There is a way of relating ourselves to all men about us which solves all these difficulties and makes it easy for us to do good to any one. So long as we think of ourselves and of what is due to us from others, it will be impossible for us to minister to very many people. But where true Christian love reigns in the heart the centre of life falls no longer inside the narrow circle of self.

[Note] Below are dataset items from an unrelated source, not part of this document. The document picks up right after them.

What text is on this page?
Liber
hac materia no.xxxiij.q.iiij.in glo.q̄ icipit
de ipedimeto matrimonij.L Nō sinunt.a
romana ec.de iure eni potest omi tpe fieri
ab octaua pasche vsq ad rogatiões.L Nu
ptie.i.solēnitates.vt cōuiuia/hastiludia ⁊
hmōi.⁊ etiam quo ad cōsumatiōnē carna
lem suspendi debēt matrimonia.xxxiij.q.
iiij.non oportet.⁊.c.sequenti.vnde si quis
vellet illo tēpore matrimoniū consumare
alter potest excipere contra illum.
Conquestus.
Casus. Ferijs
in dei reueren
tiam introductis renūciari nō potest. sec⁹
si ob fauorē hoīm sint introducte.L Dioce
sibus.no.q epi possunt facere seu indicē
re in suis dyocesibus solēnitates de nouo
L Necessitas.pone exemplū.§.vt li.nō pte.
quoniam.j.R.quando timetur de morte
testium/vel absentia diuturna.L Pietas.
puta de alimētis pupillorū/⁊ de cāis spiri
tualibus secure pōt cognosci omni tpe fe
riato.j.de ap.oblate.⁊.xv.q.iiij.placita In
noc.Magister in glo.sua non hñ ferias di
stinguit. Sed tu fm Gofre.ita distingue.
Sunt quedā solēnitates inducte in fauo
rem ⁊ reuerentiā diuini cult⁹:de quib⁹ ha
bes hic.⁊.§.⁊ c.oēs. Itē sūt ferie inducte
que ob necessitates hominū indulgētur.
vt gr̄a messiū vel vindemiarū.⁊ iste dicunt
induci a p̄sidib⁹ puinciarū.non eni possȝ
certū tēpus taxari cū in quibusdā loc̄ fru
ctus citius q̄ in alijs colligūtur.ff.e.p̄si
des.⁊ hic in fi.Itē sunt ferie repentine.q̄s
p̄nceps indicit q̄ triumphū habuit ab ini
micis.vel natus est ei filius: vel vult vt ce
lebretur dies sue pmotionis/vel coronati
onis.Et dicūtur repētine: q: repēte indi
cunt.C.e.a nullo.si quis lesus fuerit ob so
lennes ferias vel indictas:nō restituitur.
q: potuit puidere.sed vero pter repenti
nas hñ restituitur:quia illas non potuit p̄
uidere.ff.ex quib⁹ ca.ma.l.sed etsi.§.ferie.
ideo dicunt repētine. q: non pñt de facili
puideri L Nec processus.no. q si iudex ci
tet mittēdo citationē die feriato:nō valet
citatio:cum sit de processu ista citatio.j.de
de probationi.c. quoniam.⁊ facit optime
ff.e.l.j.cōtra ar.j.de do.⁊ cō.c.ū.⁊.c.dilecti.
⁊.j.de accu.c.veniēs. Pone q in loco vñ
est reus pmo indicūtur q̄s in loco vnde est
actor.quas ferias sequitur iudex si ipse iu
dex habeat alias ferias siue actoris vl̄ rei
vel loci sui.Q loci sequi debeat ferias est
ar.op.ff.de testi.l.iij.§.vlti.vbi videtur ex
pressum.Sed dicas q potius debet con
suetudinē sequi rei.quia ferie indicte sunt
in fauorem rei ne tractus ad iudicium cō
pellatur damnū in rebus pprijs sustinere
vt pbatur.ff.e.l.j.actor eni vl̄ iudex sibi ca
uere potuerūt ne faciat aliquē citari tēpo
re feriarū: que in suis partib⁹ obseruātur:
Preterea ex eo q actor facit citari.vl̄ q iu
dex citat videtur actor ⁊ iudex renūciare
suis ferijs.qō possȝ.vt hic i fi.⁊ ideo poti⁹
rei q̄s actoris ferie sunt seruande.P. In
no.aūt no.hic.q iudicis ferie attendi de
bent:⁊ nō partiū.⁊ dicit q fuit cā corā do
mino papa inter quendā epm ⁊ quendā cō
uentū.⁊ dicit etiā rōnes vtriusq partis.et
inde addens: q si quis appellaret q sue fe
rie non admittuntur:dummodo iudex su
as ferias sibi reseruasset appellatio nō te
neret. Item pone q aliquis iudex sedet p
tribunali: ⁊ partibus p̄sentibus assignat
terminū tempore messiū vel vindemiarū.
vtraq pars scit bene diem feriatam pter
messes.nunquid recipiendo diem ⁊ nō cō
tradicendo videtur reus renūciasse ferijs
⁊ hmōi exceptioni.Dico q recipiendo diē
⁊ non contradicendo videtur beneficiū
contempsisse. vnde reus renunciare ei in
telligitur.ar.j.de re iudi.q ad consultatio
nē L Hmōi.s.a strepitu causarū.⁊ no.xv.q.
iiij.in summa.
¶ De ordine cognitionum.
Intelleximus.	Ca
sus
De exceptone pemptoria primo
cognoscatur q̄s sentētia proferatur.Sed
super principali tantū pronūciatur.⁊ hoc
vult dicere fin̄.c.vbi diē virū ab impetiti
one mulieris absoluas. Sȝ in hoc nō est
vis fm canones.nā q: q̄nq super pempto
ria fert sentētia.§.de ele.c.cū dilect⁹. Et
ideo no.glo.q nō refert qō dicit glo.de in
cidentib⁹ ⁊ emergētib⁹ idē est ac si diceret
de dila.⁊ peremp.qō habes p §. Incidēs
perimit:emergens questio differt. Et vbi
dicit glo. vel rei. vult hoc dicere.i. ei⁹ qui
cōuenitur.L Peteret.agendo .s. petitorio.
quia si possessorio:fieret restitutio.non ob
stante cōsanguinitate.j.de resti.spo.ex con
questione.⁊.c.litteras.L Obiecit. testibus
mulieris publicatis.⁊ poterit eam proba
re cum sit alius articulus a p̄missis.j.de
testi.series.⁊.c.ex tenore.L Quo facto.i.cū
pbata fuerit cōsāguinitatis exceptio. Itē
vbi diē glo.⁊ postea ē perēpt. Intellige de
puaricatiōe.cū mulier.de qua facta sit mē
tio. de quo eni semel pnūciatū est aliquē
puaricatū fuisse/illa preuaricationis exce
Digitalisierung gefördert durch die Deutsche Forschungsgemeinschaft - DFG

Those who study carefully our Lord’s life will be struck with his wonderful reverence for human life. He looked upon no one with disdain or contempt. The meanest fragment of humanity that crept into his presence, trampled, torn, stained, defiled, was yet sacred in his eyes. He never despised any human being. And, further, he stood before men, not as a king, demanding attention, reverence, service, but as one who wished to serve, to help, to lift up. He said he had not come to be ministered unto, but to minister. He never thought of what was due from men to him, but always of what he could do for them, how he could serve them. How could it be otherwise, since he came to earth solely to save men and since his heart was so full of love for them? Whenever a human being stood before him, he saw one in whose heart were sorrows which needed sympathy, or one bruised by sin needing healing and restoration. Thus he was easily able to serve all. The more repulsive the life that stood before him, the more deeply, in one sense, did it appeal to his love, because it needed his help all the more on account of its repulsiveness.